Faites le test: demandez à un étudiant en RH sur quel sujet spécifique des ressources humaines il souhaite travailler. Le trio de tête est en général: recrutement, GPEC, formation (peu importe l’ordre). La formation est en effet un sujet sexy, beaucoup aimeraient l’aborder car il s’agit d’accompagner la montée en compétence de la personne, ce qui est peu ou prou le rôle idéal que les RH se donnent (du moins lors de leurs études).

Mais quand on s’occupe réellement de la formation, que constate-t-on? Une lourdeur administrative pour le moins déprimante voire démotivante.
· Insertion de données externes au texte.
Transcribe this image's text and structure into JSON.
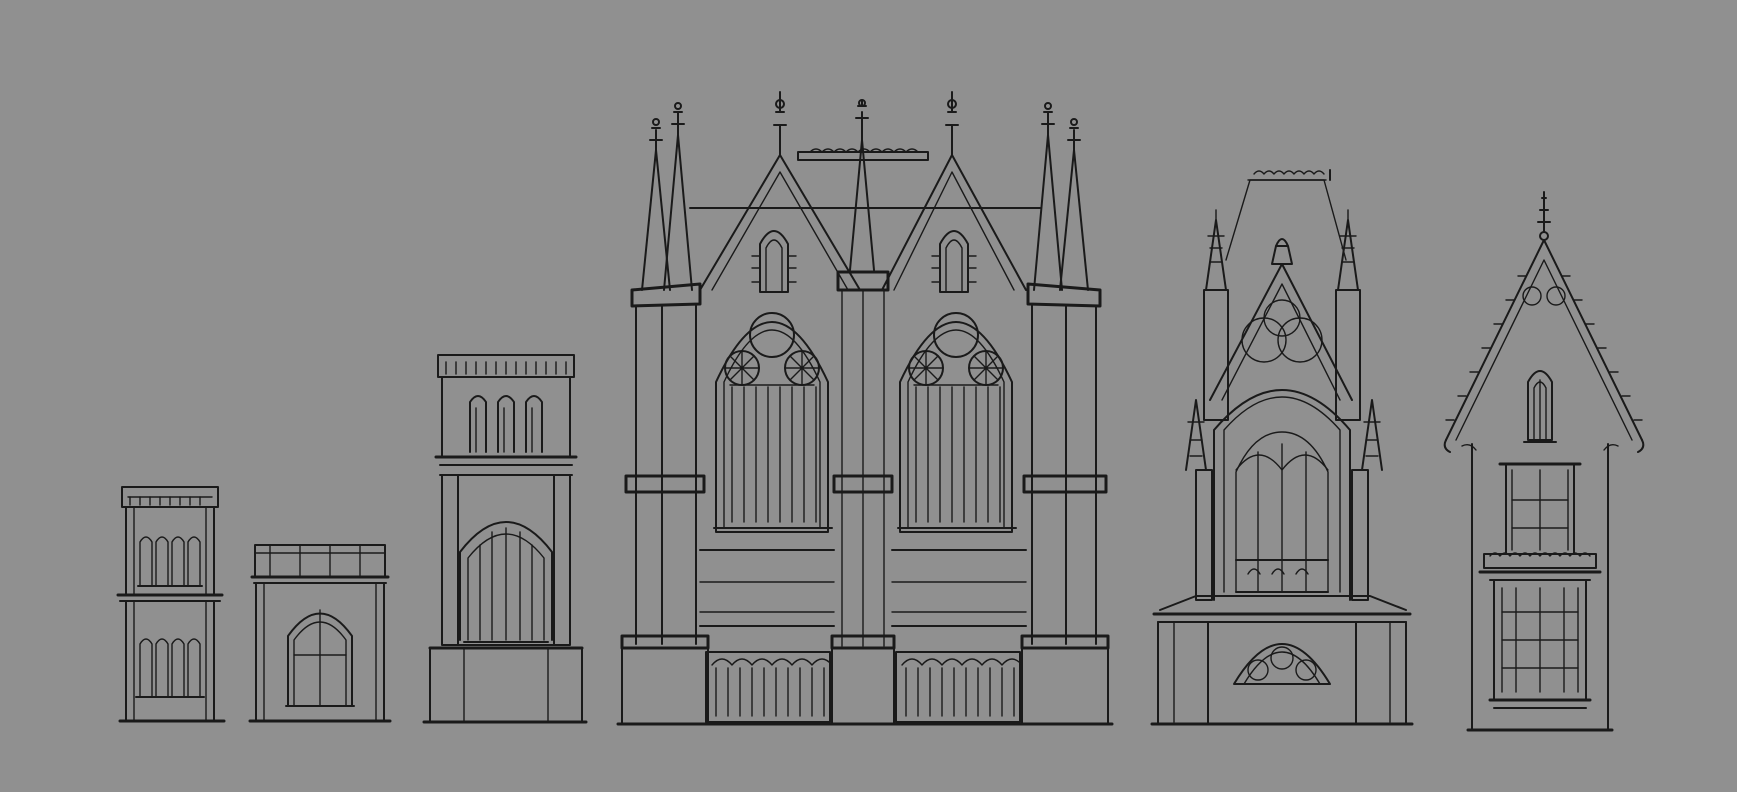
{
  "canvas": {
    "background": "#909090",
    "ink": "#1a1a1a"
  },
  "buildings": [
    {
      "id": "small-tower",
      "kind": "two-storey tower with tracery windows"
    },
    {
      "id": "gatehouse",
      "kind": "low block with arched doorway"
    },
    {
      "id": "bell-tower",
      "kind": "tall tower with lancet windows and arched gate"
    },
    {
      "id": "cathedral-facade",
      "kind": "twin-gable gothic facade with rose-arched windows and pinnacles"
    },
    {
      "id": "ornate-chapel",
      "kind": "spired chapel with large traceried window and rose window"
    },
    {
      "id": "gabled-house",
      "kind": "narrow gabled house with finial, balcony and bay window"
    }
  ]
}
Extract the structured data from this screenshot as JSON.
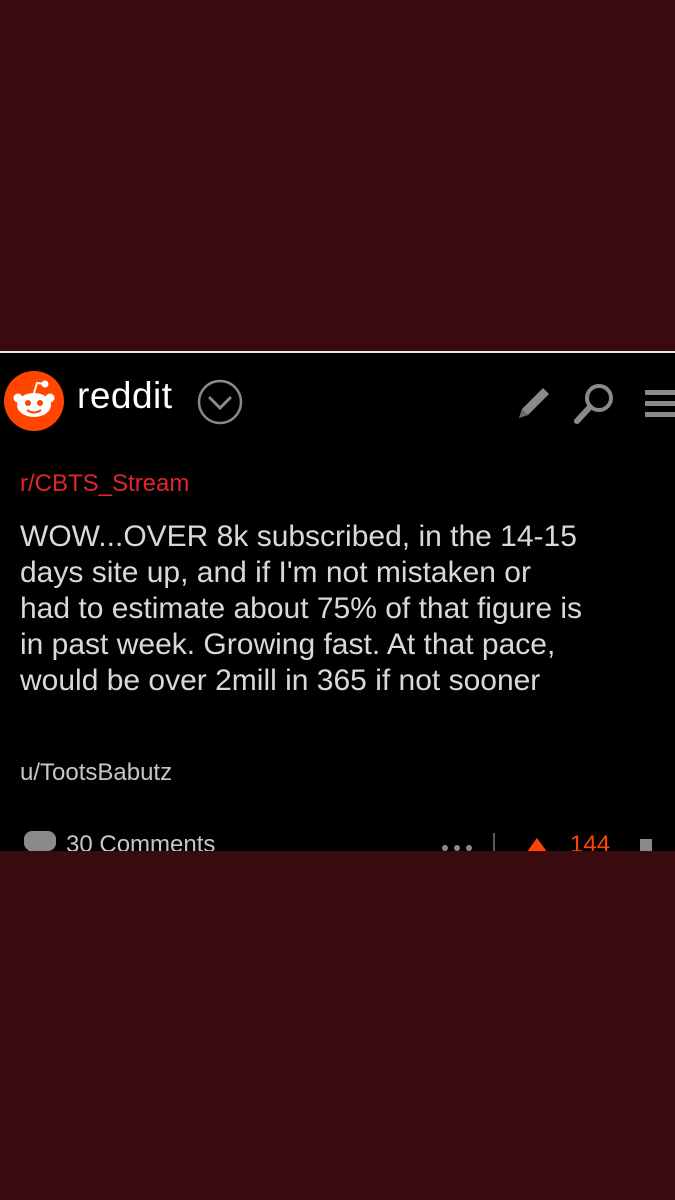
{
  "app": {
    "name": "reddit",
    "brand_color": "#ff4500",
    "icons": [
      "reddit-snoo-icon",
      "chevron-down-icon",
      "pencil-icon",
      "search-icon",
      "menu-icon"
    ]
  },
  "post": {
    "subreddit": "r/CBTS_Stream",
    "title": "WOW...OVER 8k subscribed, in the 14-15\ndays site up, and if I'm not mistaken or\nhad to estimate about 75% of that figure is\nin past week. Growing fast. At that pace,\nwould be over 2mill in 365 if not sooner",
    "author": "u/TootsBabutz",
    "comments_label": "30 Comments",
    "score": "144"
  }
}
Petit rappel des faits: une partie des charges liées aux salariés est versée à un OPCA (Organisme Paritaire Collecteur Agréé), en fonction du secteur d’activité de la société. Cet OPCA va par la suite reverser certaines sommes aux entreprises en fonction des formations suivies par les salariés.

Or, les OPCA me font parfois penser aux boîtes de nuit: on a beau montrer patte blanche et tout faire au mieux (choisir une formation intéressante dans un organisme connu et reconnu, envoyer l’ensemble des pièces administratives en temps et en heure, etc.), on ne sait jamais si on touchera une subvention. C’est assez déroutant, cette sensation de dépendre du bon vouloir de l’organisme alors que, en fin de compte, puisque nous avons payé nos cotisations nous avons droit à ces subventions…

Et quelle lourdeur administrative! Une liste sans fin de documents, à envoyer par courrier uniquement, des dossiers qui se perdent (si si, ils se perdent: je suis actuellement en train de me battre avec mon OPCA pour une formation qui a eu lieu il y a 7 mois car ils ont perdu deux fois mon dossier, vous imaginez…), des délais de traitement qui frisent l’indécence…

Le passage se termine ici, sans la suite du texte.